Дот
Шрифт:
— Остаешься на хозяйстве один.
— Це я пойняв. Рахуваты вмiю.
— Зарядишь бронебойным…
— Та вже зарядженый.
Это не сказано — выжато из себя после заминки. С досадой на себя, что вот как неловко получилось: раненый командир думает, командует, тратит силы, — а оно вроде бы и вовсе ни к чему…
— Не перебивай!
— Виноватый, товарышу командыр.
— Тебе вряд ли придется стрелять — танкам здесь нет ходу…
— Соображаю…
— …но мало ли что. А может и так случиться, что стрелять придется дважды…
Сказал — и только тогда заметил, что возле пушки лежит еще
— И гильзы убери, пока никто шею не свернул!
Ребята уже исчезли, оставив Тимофею две «цинки» с патронами. «Цинки» не стандартные, шире обычных; видеть такие Тимофею еще не доводилось. Интересно бы взглянуть на патроны…
Ну чем оправдаешь такое любопытство? Ведь сейчас каждая секунда в счет; доберешься до пулемета — там и увидишь, чем доведется стрелять. Так нет же! — ну как не почесать, где чешется?.. Тимофей нагнулся, отстегнул запор, поднял крышку. Так вот они какие — крупнокалиберные… Круто! После такой пули — куда бы она ни попала — не встанешь… Тимофей застегнул коробку, приподнял… ого! Перенес обе «цинки» к открытому люку, заглянул в полумрак железобетонной трубы… Нет, с двумя «цинками» до пулемета и за четверть часа не доберусь. С одной бы управиться…
Сказал Чапе:
— Я пока одну возьму…
— То розумно.
В трубе дышать было нечем. Правда, совсем близко (так Тимофею показалось) в своде трубы был пролом; вот под ним и продышусь, подумал Тимофей. Закон природы: рядом с минусом всегда есть плюс, — это опять Ван Ваныч. С чего это сегодня он не отходит от меня?..
Уклон провоцировал лечь. Лечь — и закрыть глаза. Оно понятно: ведь целый день шли. Если бы хотя б до утра удалось отлежаться — разве он сейчас был бы таким?
Под проломом Тимофей задержался. Клаустрофобией он не страдал, но согласитесь, что человеку даже с примитивной психикой куда приятней лежать не в теснине, как в гробу, а когда у тебя над головой реальный свет божий. Пролом был свежий. Видимо, во время обстрела рядом разорвался снаряд. Бетон лопнул и просыпался острыми осколками, но арматура выдержала, только прогнулась. Между прутьями можно было бы даже руку просунуть…
Отлежался? — вперед!..
Эх, надо было привязать «цинку» с патронами к ноге, тащить ее было бы куда сподручней, чем толкать перед собой. Силен я задним умом…

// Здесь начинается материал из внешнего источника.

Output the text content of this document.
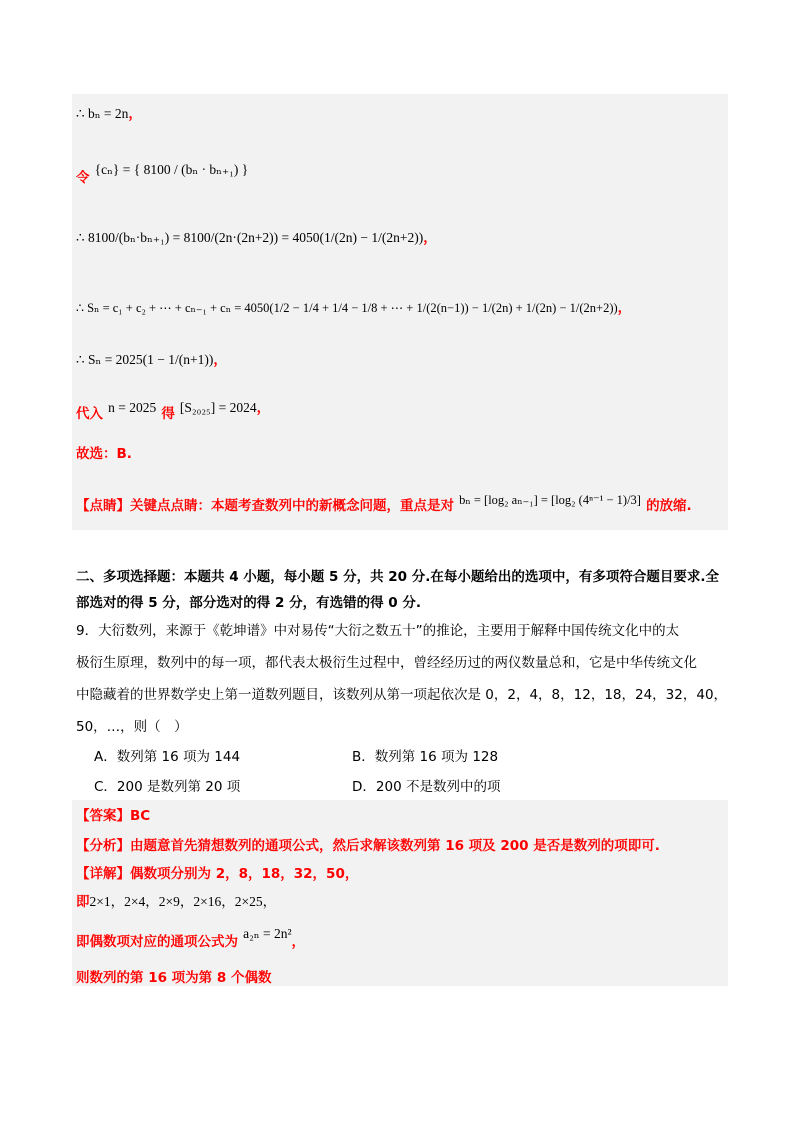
∴ bₙ = 2n，
$_令$ {cₙ} = { 8100 / (bₙ · bₙ₊₁) }
∴ 8100/(bₙ·bₙ₊₁) = 8100/(2n·(2n+2)) = 4050(1/(2n) − 1/(2n+2))，
∴ Sₙ = c₁ + c₂ + ⋯ + cₙ₋₁ + cₙ = 4050(1/2 − 1/4 + 1/4 − 1/8 + ⋯ + 1/(2(n−1)) − 1/(2n) + 1/(2n) − 1/(2n+2))，
∴ Sₙ = 2025(1 − 1/(n+1))，
$_{代入}$ n = 2025 $_得$ [S₂₀₂₅] = 2024，
故选：B.
$_{【点睛】关键点点睛:本题考查数列中的新概念问题,重点是对}$ bₙ = [log₂ aₙ₋₁] = [log₂ (4ⁿ⁻¹ − 1)/3] $_{的放缩.}$
二、多项选择题：本题共 4 小题，每小题 5 分，共 20 分.在每小题给出的选项中，有多项符合题目要求.全
部选对的得 5 分，部分选对的得 2 分，有选错的得 0 分.
9．大衍数列，来源于《乾坤谱》中对易传“大衍之数五十”的推论，主要用于解释中国传统文化中的太
极衍生原理，数列中的每一项，都代表太极衍生过程中，曾经经历过的两仪数量总和，它是中华传统文化
中隐藏着的世界数学史上第一道数列题目，该数列从第一项起依次是 0，2，4，8，12，18，24，32，40，
50，…，则（　）
A．数列第 16 项为 144	B．数列第 16 项为 128
C．200 是数列第 20 项	D．200 不是数列中的项
【答案】BC
【分析】由题意首先猜想数列的通项公式，然后求解该数列第 16 项及 200 是否是数列的项即可.
【详解】偶数项分别为 2，8，18，32，50，
即2×1，2×4，2×9，2×16，2×25，
$_{即偶数项对应的通项公式为}$ $a_{2n} = 2n^2_,$
则数列的第 16 项为第 8 个偶数
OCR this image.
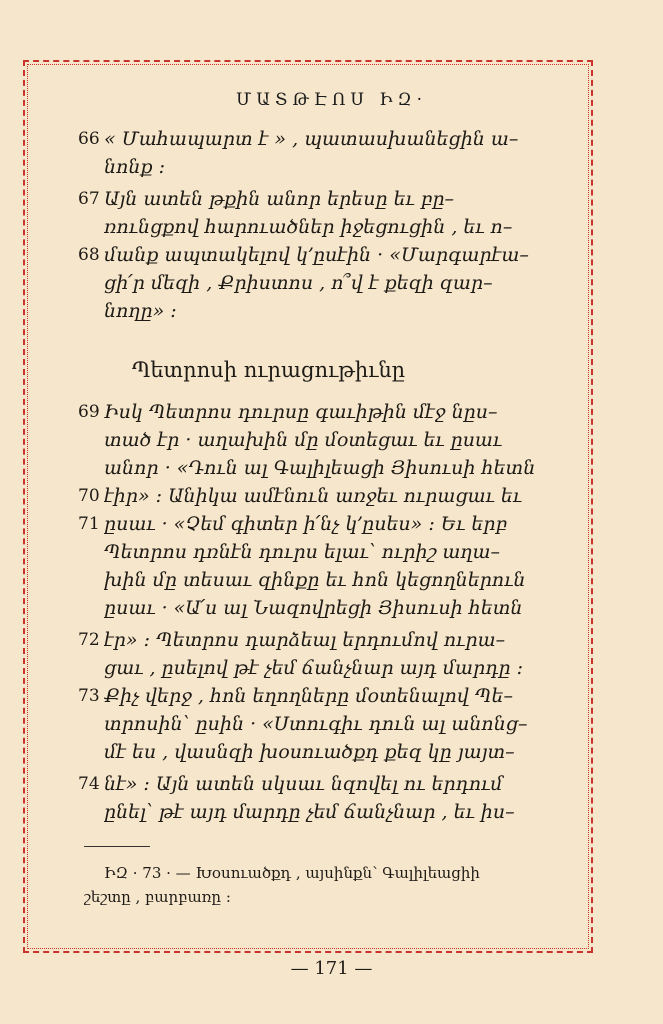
ՄԱՏԹԷՈՍ ԻԶ·
66 « Մահապարտ է » , պատասխանեցին ա–
նոնք ։
67 Այն ատեն թքին անոր երեսը եւ բը–
ռունցքով հարուածներ իջեցուցին , եւ ո–
68 մանք ապտակելով կ՚ըսէին · «Մարգարէա–
ցի՛ր մեզի , Քրիստոս , ո՞վ է քեզի զար–
նողը» ։
Պետրոսի ուրացութիւնը
69 Իսկ Պետրոս դուրսը գաւիթին մէջ նըս–
տած էր · աղախին մը մօտեցաւ եւ ըսաւ
անոր · «Դուն ալ Գալիլեացի Յիսուսի հետն
70 էիր» ։ Անիկա ամէնուն առջեւ ուրացաւ եւ
71 ըսաւ · «Չեմ գիտեր ի՛նչ կ՚ըսես» ։ Եւ երբ
Պետրոս դռնէն դուրս ելաւ՝ ուրիշ աղա–
խին մը տեսաւ զինքը եւ հոն կեցողներուն
ըսաւ · «Ա՛ս ալ Նազովրեցի Յիսուսի հետն
72 էր» ։ Պետրոս դարձեալ երդումով ուրա–
ցաւ , ըսելով թէ չեմ ճանչնար այդ մարդը ։
73 Քիչ վերջ , հոն եղողները մօտենալով Պե–
տրոսին՝ ըսին · «Ստուգիւ դուն ալ անոնց–
մէ ես , վասնզի խօսուածքդ քեզ կը յայտ–
74 նէ» ։ Այն ատեն սկսաւ նզովել ու երդում
ընել՝ թէ այդ մարդը չեմ ճանչնար , եւ իս–
ԻԶ · 73 · — Խօսուածքդ , այսինքն՝ Գալիլեացիի
շեշտը , բարբառը ։
— 171 —
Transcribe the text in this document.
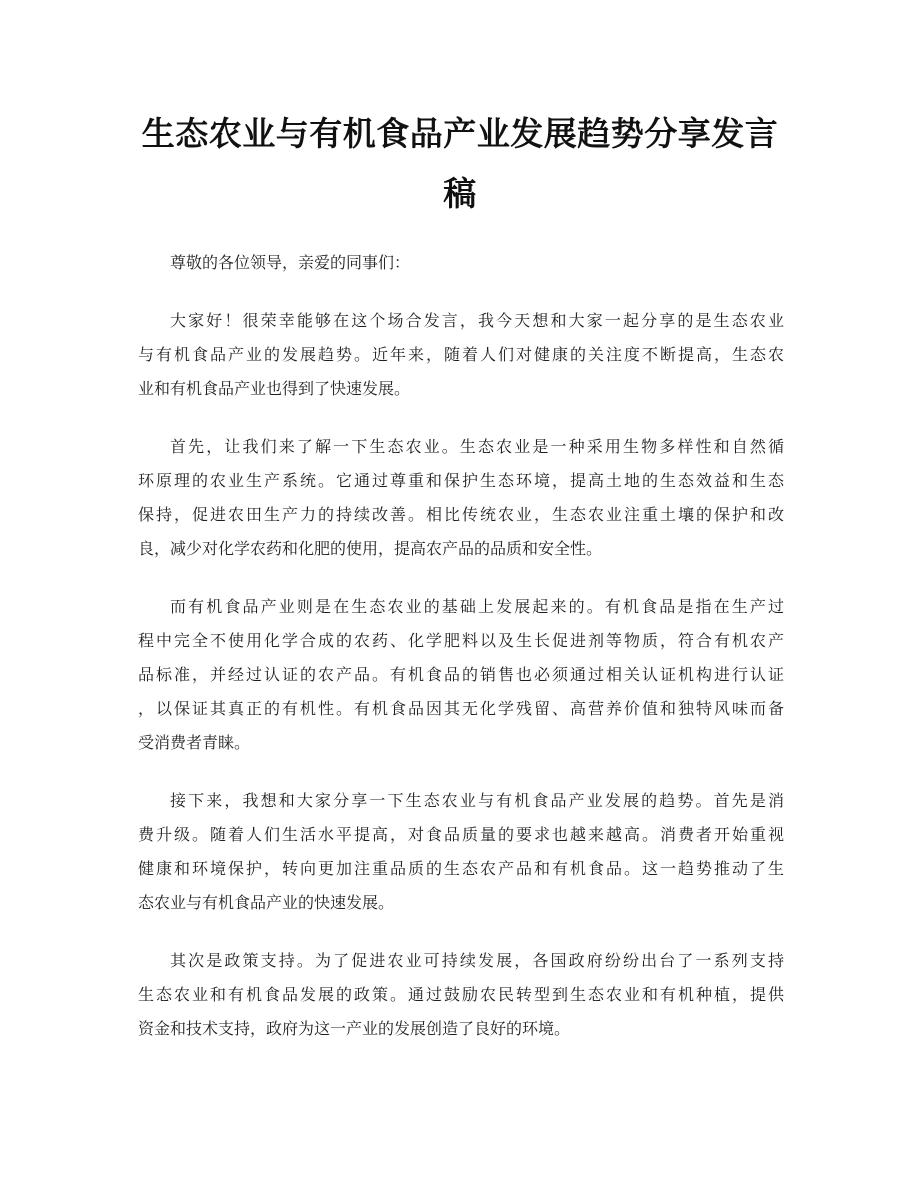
生态农业与有机食品产业发展趋势分享发言
稿

尊敬的各位领导，亲爱的同事们：

大家好！很荣幸能够在这个场合发言，我今天想和大家一起分享的是生态农业
与有机食品产业的发展趋势。近年来，随着人们对健康的关注度不断提高，生态农
业和有机食品产业也得到了快速发展。

首先，让我们来了解一下生态农业。生态农业是一种采用生物多样性和自然循
环原理的农业生产系统。它通过尊重和保护生态环境，提高土地的生态效益和生态
保持，促进农田生产力的持续改善。相比传统农业，生态农业注重土壤的保护和改
良，减少对化学农药和化肥的使用，提高农产品的品质和安全性。

而有机食品产业则是在生态农业的基础上发展起来的。有机食品是指在生产过
程中完全不使用化学合成的农药、化学肥料以及生长促进剂等物质，符合有机农产
品标准，并经过认证的农产品。有机食品的销售也必须通过相关认证机构进行认证
，以保证其真正的有机性。有机食品因其无化学残留、高营养价值和独特风味而备
受消费者青睐。

接下来，我想和大家分享一下生态农业与有机食品产业发展的趋势。首先是消
费升级。随着人们生活水平提高，对食品质量的要求也越来越高。消费者开始重视
健康和环境保护，转向更加注重品质的生态农产品和有机食品。这一趋势推动了生
态农业与有机食品产业的快速发展。

其次是政策支持。为了促进农业可持续发展，各国政府纷纷出台了一系列支持
生态农业和有机食品发展的政策。通过鼓励农民转型到生态农业和有机种植，提供
资金和技术支持，政府为这一产业的发展创造了良好的环境。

Может быть, здоровому человеку одолеть на четвереньках два-три десятка метров — невелик труд (Тимофей поднял голову, взглянул на плавающее вдали облачко света — не-ет, здесь подлиньше будет), но если в тебе крови мало — эти метры растягиваются, как резиновые.
Труба была вкопана неглубоко; сверху прибросали землицей для маскировки — от прямого попадания не спасет. Через каждый метр под ладонями ощущались поперечные валики мелко просеянной земли — насыпалась через стыки бетонных колец. Некоторые валики были высоки; продвигаться не мешали, но чтобы протолкнуть «цинку», приходилось напрячься. Должно быть, давно здесь никто не прибирал. Если еще и пулемет не смазан…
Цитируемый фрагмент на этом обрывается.